Anno 2118 (…naturalmente), il globo è diviso in due grandi blocchi geopolitici: l’Occidente e l’Australasia. Entrambi hanno lo stesso grande problema: le risorse. Il sovrappopolamento del pianeta, infatti, sta consumando inesorabilmente tutte le fonti e le riserve di alimenti ed energia. Per capire se l’Australasia stia preparando qualche drastica e nascosta contromisura viene inviato l’agente segreto Hagan Arnold (Christopher George) che però al suo rientro, prima di cadere in uno stato di incoscienza, è riuscito solo a inviare un inquietante quanto criptico messaggio: “…l’Occidente verrà distrutto fra quattordici giorni!”.
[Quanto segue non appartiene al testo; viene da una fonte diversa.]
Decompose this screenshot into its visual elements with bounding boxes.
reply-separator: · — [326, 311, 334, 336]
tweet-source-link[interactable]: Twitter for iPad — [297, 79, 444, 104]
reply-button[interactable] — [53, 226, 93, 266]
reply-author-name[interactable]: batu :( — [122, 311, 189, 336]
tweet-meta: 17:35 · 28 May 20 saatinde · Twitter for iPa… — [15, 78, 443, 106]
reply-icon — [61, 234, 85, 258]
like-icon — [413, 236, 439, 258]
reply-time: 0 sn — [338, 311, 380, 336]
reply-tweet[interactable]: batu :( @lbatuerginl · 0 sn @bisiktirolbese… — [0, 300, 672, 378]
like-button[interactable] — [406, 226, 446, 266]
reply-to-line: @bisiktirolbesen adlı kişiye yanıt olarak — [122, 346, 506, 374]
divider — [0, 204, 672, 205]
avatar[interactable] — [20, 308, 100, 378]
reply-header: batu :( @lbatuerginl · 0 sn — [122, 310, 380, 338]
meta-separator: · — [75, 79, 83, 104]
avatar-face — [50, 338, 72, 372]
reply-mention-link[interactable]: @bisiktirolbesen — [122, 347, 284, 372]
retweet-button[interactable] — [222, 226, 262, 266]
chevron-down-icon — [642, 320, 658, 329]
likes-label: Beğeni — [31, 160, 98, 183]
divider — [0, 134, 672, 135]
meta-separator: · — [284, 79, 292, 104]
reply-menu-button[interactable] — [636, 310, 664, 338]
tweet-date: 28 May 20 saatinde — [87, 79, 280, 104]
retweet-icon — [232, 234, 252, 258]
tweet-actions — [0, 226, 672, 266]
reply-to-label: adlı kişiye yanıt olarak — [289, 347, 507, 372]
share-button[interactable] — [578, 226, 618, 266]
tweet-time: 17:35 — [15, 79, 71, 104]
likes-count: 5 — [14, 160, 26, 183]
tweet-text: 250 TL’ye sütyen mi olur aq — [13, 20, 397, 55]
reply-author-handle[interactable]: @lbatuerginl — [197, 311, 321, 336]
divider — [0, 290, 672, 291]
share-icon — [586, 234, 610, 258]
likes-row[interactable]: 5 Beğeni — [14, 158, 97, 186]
Lo Stato Maggiore dell’Occidente, rappresentato dal colonnello Holt (Harold Gould), come da protocollo mette in sospensione criogenica Arnold e affida al dottor Crowther (Henry Jones) il compito di risvegliarlo e soprattutto di fargli ricordare il motivo del suo terrificante messaggio, perché la memoria di Arnold è stata oscurata da un farmaco “antitortura” che lui stesso ha assunto quando, scoperto, è caduto nelle mani delle Forze Armate dell’Australasia.

Viene così ripercorsa la vita di Arnold e Crower assieme al suo staff si concentra sulla laurea in storia che lo stesso agente ha ottenuto qualche anno prima scrivendo la tesi sugli anni Sessanta del Novecento. Per sbloccare la memoria dell’uomo, dopo averlo riportato cosciente, lo si trasferisce in un edificio apposta ricostruito come una classica fattoria degli anni Sessanta con la speranza che il periodo tanto studiato e amato da Arnold possa sbloccargli la memoria, ma…

I limiti economici della produzione ricordano quelli della mitica serie televisiva contemporanea “Star Trek” – nata come di serie B e che spesso adattava le sceneggiature ai set disponibili per mantenere i costi bassi – e non a caso il cast è composto da attori che poi diverranno molto noti in televisione in ruoli da caratteristi come Harold Gould e Henry Jones.

Ma oltre all’ambientazione e al cast, così come “Star Trek”, questo film possiede una sceneggiatura davvero originale, non senza qualche pecca, ma colma di colpi di scena e che ci parla di problemi fin troppo contemporanei e attuali. Ingiustamente dimenticato e sottovalutato.

Per la chicca: nei panni di Sen Chiu, il perfido leader dell’Australasia, c’è Keye Luke attore americano di origini cinesi, divenuto famoso negli anni Trenta e Quaranta per aver interpretato il ruolo del “figlio numero uno” in numerosi film il cui protagonista era il detective Charlie Chan, nonché il Maestro Po nella serie televisiva “Kung Fu”. Proprio per quest’ultima interpretazione George Lucas lo considerò fino all’ultimo per il ruolo di Obi Wan Kenobi in “Guerre stellari: Una nuova speranza” ruolo che poi, ci racconta la storia, andò ad Alec Guinness.